What To Do About Lingering Medical Trauma

What To Do About Lingering Medical Trauma

As you start to put the puzzle pieces back together after trauma, know that the puzzle will never look the way it did before. But your puzzle can be full again.

Last week we wrote about signs that can help you recognize the ongoing impacts of a child’s medical trauma on you, the parent or provider. This week, I wanted to continue with strategies that can help you recenter yourself even amid the continuing influence of trauma.

One challenge with the reorganization that follows trauma is that no single strategy will be best for every person. Sure, some types of therapy have been shown to work better than others on a population-wide level — but that doesn’t mean that the “proven” therapy is best for every person! Chances are you will need to look inside yourself to predict which strategy will be best for you, and then maybe you will need to experiment with therapies to see if your predictions are correct.

As you undertake this process of exploration, keep one thing in mind: Your mind will fight to protect its established patterns. Change is HARD! This means that you may find yourself consciously or subconsciously downplaying the effectiveness of exactly the strategies that are most effective. Trust yourself, but also observe yourself… and as you start to explore the possibility of life, and even growth, after trauma, be aware that it can take hard work.

The following is not meant to recommend specific therapies, but to lay out the landscape of four strategies that have been shown to help others.
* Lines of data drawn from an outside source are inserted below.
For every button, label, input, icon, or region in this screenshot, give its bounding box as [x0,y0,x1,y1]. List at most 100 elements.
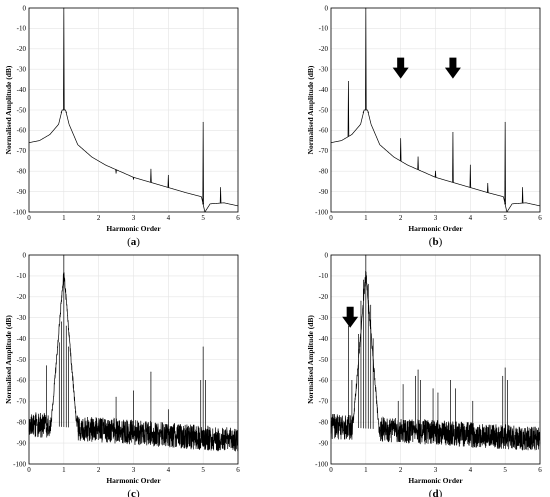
panel-label: (d) [429,488,443,497]
plot-frame [28,7,239,213]
harmonic-peak [370,304,372,306]
x-tick-label: 4 [167,466,171,474]
x-tick-label: 1 [364,466,368,474]
x-tick-label: 6 [538,466,542,474]
y-axis-label: Normalised Amplitude (dB) [306,65,315,154]
chart-panel-c: 0 1 2 3 4 5 6 0 -10 -20 -30 -40 -50 -60 -70 -80 -90 -100 H… [4,251,240,497]
y-tick-label: -40 [17,86,27,94]
x-tick-label: 0 [27,214,31,222]
x-tick-label: 1 [364,214,368,222]
harmonic-peak [437,392,439,394]
y-tick-label: -10 [319,272,329,280]
x-axis-label: Harmonic Order [106,476,161,485]
y-tick-label: -50 [17,356,27,364]
harmonic-peak [487,183,489,184]
harmonic-peak [358,334,359,335]
harmonic-peak [469,164,471,166]
y-tick-label: -30 [319,66,329,74]
harmonic-peak [435,170,436,172]
harmonic-peak [400,138,402,139]
x-tick-label: 4 [469,214,473,222]
harmonic-peak [420,380,421,381]
y-axis-label: Normalised Amplitude (dB) [4,315,13,404]
harmonic-peak [220,187,221,188]
y-tick-label: -20 [17,293,27,301]
harmonic-peak [46,365,47,367]
harmonic-peak [417,156,419,158]
y-tick-label: 0 [23,4,27,12]
harmonic-peak [415,375,417,377]
y-tick-label: -60 [319,377,329,385]
harmonic-peak [67,346,69,348]
plot-frame [330,7,541,213]
harmonic-peak [65,325,67,327]
x-tick-label: 6 [236,214,240,222]
arrow-marker [444,57,461,79]
y-tick-label: -10 [17,272,27,280]
harmonic-peak [502,375,504,377]
harmonic-peak [133,390,134,392]
harmonic-peak [65,111,67,113]
y-tick-label: -20 [319,45,329,53]
y-tick-label: 0 [23,251,27,259]
harmonic-peak [472,400,474,402]
y-tick-label: -90 [319,188,329,196]
harmonic-peak [115,396,117,398]
x-tick-label: 0 [329,214,333,222]
harmonic-peak [348,81,349,82]
y-tick-label: 0 [325,251,329,259]
x-axis-label: Harmonic Order [408,476,463,485]
harmonic-peak [454,388,456,390]
y-tick-label: -90 [17,188,27,196]
y-tick-label: -10 [319,25,329,33]
x-tick-label: 2 [399,466,403,474]
x-tick-label: 0 [27,466,31,474]
x-tick-label: 6 [236,466,240,474]
x-tick-label: 5 [503,214,507,222]
y-tick-label: -20 [17,45,27,53]
plot-frame [28,254,239,465]
y-tick-label: -50 [319,106,329,114]
y-axis-label: Normalised Amplitude (dB) [4,65,13,154]
y-tick-label: -80 [17,419,27,427]
y-tick-label: -30 [17,314,27,322]
arrow-marker [392,57,409,79]
panel-label: (c) [127,488,140,497]
y-tick-label: -30 [17,66,27,74]
x-tick-label: 3 [132,466,136,474]
spectrum-series [28,255,239,452]
harmonic-peak [360,300,362,302]
harmonic-peak [200,380,202,381]
y-axis-label: Normalised Amplitude (dB) [306,315,315,404]
arrow-marker [342,306,359,328]
harmonic-peak [202,121,204,123]
harmonic-peak [432,388,434,390]
y-tick-label: -80 [319,168,329,176]
y-tick-label: -20 [319,293,329,301]
x-tick-label: 5 [503,466,507,474]
harmonic-peak [205,380,207,381]
y-tick-label: -50 [17,106,27,114]
x-tick-label: 1 [62,466,66,474]
y-tick-label: -70 [319,398,329,406]
harmonic-peak [372,338,374,339]
harmonic-peak [452,132,454,133]
y-tick-label: -100 [13,208,26,216]
harmonic-peak [507,380,509,381]
y-tick-label: -50 [319,356,329,364]
y-tick-label: -10 [17,25,27,33]
harmonic-peak [58,342,60,344]
harmonic-peak [150,371,152,373]
x-tick-label: 5 [201,214,205,222]
y-tick-label: -90 [17,439,27,447]
harmonic-peak [522,187,523,188]
y-tick-label: -30 [319,314,329,322]
y-tick-label: -80 [319,419,329,427]
harmonic-peak [133,178,134,180]
x-tick-label: 2 [97,214,101,222]
harmonic-peak [167,174,169,176]
x-tick-label: 0 [329,466,333,474]
spectrum-series [330,255,541,451]
y-tick-label: -80 [17,168,27,176]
1. Talk-Based Psychotherapies

Though there are many “flavors” of talk-based psychotherapy, in general the goal of most of these therapies is to try to talk through the trauma or what happened, and connect the cognitive experience with the emotional impact. In the context of a child’s medical trauma, a goal of psychotherapy could be to help your brain come to terms with the idea that the scary emotions floating around in your brain are connected to a specific event or series of events, and not necessarily to life in general. In other words, psychotherapy can help a patient understand on a deep, visceral level that a past trauma doesn’t necessarily mean that bad things are still present in the world around you.

2. Pharmaceuticals

It isn’t giving in to allow yourself to take medication that allows you to get your feet back on the ground. Healing requires space. And in a state of heightened urgency that often accompanies the aftermath of trauma, you may not have this space. One use of modern medications is to help patients stabilize emotionally, psychologically, and behaviorally so that they can work with other supportive therapies to re-establish a new sense of normal.

3. Connect

Connecting online or in-person with people who have had similar experiences can make you feel less isolated and can help you unpack the impact all of this has had on you.

4. Slow Down

Sometimes healing comes through the awareness of what makes you feel grounded — for some, intentionally slowing down and allowing yourself to feel grounded at home and in your work, or intentionally taking time to exercise, or to read or to not go out every weekend. The reason is that many of the activities and obligations that pack your life can also function as blankets that dampen your need to feel and process past experiences. If you’re always busy, you don’t have to feel! Intentionally taking time to feel your experience can help you process it. Of course, it may be that as you start to peel back this blanket that has covered your trauma, you end up needing additional support.

After trauma, you can feel like a puzzle broken into a thousand pieces. Now as you start to put the pieces back together, know that the puzzle will never look the way it did before. But your puzzle can be full again. It’s going to look different but it will be okay.